Plant each clove about 2-3 inches deep and 4-6 inches apart. Make sure the pointy end is sticking up and the flat, root end down. All healthy, disease-free cloves can be used to grow new bulbs, but as common sense dictates good-sized cloves will grow into good-sized bulbs. Really large cloves are prone to spitting (forming two small plants). If space is an issue plant the best cloves first and save the rest for dinner.
Once planted and covered with soil, add a layer of straw or leaves as mulch to protect the bulbs over winter. Now go back inside and forget about it until springtime.
Once the ground has thawed scratch a bit of compost into the soil around the bulbs. Water sparingly and only when the soil becomes very dry.
Harvest the flower buds (called ‘scapes’) as they appear by cutting them off at the stem with scissors or shears. Garlic scapes taste great fried and pruning them back will improve the size of your final bulbs at harvest time. But don’t cut them all back. Allow a few flowers to bloom for interest in the garden. Garlic flowers have a wonderful architectural look to them and will eventually produce a head of teeny tiny cloves called bulbils that can be eaten or planted out. Keep in mind that the teeny bulbils will produce small bulbs.
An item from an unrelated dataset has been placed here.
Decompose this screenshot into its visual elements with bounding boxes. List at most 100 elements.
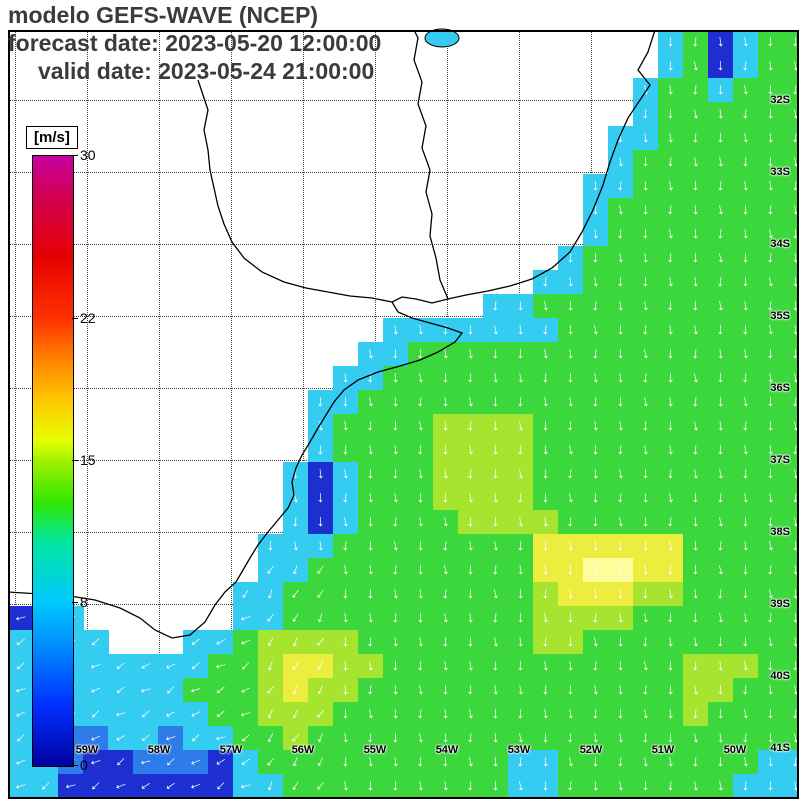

Harvest the entire bulb in late summer or early fall when the leaves start to turn yellow. Cure bulbs for long-term storage by leaving them out in the open air and sun until the skins are dry and the necks firm. This usually takes about two weeks. Don’t forget to set aside the largest cloves for replanting your next crop.
Container Growing: Garlic, like other members of the allium family can be grown in large containers that are a minimum of 24 inches deep.